Killing of Mafia Investigator Wrenches Italy

A BOMB attack in Sicily robbed Italy of its second leading anti-Mafia investigator in two months, prompting fears that an increasingly violent mob is extending its grip.

Magistrate Paolo Borsellino was killed by a car bomb as he left an apartment building after visiting his mother late Sunday afternoon. Five police escort officers also died and at least 20 others were injured by the blast.

Police decided at an impromptu meeting that as of yesterday they could no longer guarantee that they will escort other anti-Mafia figures until the state can properly protect them.

Italian troops will be sent to guard jails in Sicily where convicted mobsters are held, the ANSA news agency reported. Senior officials also sent 300 police and paramilitary police to the island as reinforcements.

The measures coincided with signs of unrest among the 400 policemen who act as bodyguards for top civil servants and politicians in the Sicilian capital. About 200 helmeted soldiers with rifles were deployed outside the maximum-security Ucciardone jail at dawn after inmates staged a protests overnight, officials said.

Sicilian union leaders called for a general strike on the island today, when Mr. Borsellino's funeral will be held, to demand stronger action against the Mafia. In Rome, papal spokesman Joaquin Navarro said Pope John Paul II yesterday morning called the assassination "an insult to Italy."

"We're looking at a very clear strategy by the Mafia to kill, one by one, inexorably, all those who have understood and accumulated knowledge about the Mafia," said Pino Arlacchi, a noted sociologist who studies the Mafia.

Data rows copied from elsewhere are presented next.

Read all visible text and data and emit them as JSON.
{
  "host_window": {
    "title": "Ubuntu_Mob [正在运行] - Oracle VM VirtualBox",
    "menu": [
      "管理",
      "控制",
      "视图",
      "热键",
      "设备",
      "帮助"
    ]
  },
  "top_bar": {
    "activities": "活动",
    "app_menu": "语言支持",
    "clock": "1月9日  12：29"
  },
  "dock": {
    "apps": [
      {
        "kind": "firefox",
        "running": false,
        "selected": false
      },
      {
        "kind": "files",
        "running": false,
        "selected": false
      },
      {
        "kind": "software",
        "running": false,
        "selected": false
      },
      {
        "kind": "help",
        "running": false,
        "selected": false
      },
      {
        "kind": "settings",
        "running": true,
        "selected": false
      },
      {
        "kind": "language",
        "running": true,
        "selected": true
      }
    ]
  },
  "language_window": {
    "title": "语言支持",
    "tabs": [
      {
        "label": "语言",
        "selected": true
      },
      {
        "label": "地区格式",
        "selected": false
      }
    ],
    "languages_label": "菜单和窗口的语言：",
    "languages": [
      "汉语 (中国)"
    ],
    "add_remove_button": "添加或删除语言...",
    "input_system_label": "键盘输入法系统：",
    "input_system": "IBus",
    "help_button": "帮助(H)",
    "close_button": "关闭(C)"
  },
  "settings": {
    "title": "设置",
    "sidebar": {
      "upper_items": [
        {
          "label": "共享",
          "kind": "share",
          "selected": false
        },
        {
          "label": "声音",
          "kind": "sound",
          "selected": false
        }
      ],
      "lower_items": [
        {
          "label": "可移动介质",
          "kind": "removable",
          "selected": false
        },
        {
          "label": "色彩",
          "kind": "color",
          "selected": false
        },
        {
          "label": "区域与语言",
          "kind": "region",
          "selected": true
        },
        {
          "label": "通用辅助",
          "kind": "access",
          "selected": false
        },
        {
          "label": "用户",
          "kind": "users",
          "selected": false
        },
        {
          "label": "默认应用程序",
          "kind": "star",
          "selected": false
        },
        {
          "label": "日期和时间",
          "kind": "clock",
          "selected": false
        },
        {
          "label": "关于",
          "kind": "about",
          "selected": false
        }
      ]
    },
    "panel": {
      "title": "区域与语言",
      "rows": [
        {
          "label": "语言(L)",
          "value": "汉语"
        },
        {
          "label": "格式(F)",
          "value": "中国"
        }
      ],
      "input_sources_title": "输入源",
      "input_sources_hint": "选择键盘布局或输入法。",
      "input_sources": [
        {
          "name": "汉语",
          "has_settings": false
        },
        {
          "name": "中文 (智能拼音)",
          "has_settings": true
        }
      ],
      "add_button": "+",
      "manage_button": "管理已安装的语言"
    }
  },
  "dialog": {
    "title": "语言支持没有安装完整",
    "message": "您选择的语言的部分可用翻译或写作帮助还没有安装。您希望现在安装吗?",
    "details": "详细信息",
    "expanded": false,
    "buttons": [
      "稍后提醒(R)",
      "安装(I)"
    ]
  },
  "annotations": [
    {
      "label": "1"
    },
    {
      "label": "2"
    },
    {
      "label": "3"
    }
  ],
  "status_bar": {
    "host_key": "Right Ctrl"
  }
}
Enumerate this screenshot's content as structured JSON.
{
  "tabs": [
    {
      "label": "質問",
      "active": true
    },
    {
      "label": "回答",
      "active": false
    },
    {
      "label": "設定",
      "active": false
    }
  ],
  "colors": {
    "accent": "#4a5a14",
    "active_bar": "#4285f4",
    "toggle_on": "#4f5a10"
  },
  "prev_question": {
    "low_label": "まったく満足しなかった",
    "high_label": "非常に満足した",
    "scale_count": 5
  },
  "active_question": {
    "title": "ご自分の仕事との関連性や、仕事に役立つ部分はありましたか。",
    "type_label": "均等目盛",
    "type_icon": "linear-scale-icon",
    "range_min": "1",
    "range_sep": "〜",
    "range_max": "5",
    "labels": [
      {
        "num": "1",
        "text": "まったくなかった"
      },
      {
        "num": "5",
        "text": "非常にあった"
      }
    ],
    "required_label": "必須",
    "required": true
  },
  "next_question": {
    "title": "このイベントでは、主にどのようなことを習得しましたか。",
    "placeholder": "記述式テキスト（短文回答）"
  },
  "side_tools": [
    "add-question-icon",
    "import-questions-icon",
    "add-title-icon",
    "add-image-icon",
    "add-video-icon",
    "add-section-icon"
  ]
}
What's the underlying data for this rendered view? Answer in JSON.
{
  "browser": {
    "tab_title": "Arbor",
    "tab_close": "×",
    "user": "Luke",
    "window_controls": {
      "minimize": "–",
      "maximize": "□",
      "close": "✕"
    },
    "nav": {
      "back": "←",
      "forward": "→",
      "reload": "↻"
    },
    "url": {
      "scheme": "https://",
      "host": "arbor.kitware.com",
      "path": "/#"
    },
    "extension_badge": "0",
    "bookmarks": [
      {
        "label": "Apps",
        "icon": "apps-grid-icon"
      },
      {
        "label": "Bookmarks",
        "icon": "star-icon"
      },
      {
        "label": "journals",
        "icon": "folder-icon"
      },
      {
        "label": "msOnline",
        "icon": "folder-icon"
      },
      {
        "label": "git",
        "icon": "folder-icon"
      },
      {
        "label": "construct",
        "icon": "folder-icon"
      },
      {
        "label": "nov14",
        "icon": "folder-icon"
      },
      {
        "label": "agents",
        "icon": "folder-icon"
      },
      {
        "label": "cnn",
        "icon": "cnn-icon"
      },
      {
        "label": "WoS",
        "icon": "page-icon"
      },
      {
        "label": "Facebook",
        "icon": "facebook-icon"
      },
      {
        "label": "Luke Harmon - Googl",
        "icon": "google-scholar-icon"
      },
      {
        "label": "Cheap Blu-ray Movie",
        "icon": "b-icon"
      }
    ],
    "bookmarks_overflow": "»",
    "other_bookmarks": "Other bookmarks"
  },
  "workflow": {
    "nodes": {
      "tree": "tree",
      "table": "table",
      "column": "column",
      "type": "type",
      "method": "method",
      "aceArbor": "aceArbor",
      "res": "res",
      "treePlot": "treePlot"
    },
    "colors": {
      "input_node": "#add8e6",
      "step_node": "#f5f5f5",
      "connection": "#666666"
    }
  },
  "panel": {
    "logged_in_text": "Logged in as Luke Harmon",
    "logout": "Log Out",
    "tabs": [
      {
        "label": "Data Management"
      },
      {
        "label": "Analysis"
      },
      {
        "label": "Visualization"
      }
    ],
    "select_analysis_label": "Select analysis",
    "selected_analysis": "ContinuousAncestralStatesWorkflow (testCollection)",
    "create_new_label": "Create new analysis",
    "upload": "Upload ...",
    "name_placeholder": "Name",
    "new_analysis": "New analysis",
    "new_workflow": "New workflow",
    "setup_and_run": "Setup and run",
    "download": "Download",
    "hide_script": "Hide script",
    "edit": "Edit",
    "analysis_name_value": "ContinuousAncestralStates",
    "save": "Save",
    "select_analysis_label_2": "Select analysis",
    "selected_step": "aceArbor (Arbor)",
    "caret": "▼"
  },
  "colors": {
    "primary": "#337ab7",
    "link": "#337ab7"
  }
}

Mr. Arlacchi said only a strong "counterattack" by the state could thwart what he called the Mafia's determination to kill those who put its members behind bars and to stop prosecutors from pressing new cases. "To continue to just defend ourselves won't do anything," he said.

In early June, the Cabinet approved measures giving more protection to mobsters who turn state's evidence and making it harder for suspected Mafiosi to remain free while under investigation. But the Cabinet decree expires in several weeks unless Parliament converts it into law.

"Judge Borsellino confided to a friend a couple of days ago that he was fighting against time," Premier Giuliano Amato said Sunday night. "He feared that the decree could expire."

Among those who rushed to the bomb site was former Palermo investigator Giuseppe Ayala, a member of Parliament. The Mafia "is saying, `We hit who we want, when we want,"' he said.

Borsellino had inherited the mantle of Judge Giovanni Falcone, the anti-Mafia hero slain May 23 on a highway outside Palermo by a bomb believed planted by the Mafia. Judge Falcone's wife and three policemen were also killed.

The Italian news agency ANSA reported that its offices received two phone calls Sunday from someone claiming to speak for the "Falange Armata," a right-wing terrorist group not considered very active. Police discounted a similar claim of responsibility for Falcone's death.

Borsellino and Falcone were members of a group of activist magistrates in Palermo whose efforts in the 1980s put hundreds of mobsters behind bars. They were dubbed the "computer" and the "memory" of an ambitious, long-term investigation aimed at cracking the Sicilian Mafia.

Falcone headed the investigation that led to the 1987 convictions of 338 mobsters for crimes ranging from assassination to drug trafficking. The two men provided key help in the United States "Pizza Connection" trial of drug traffickers.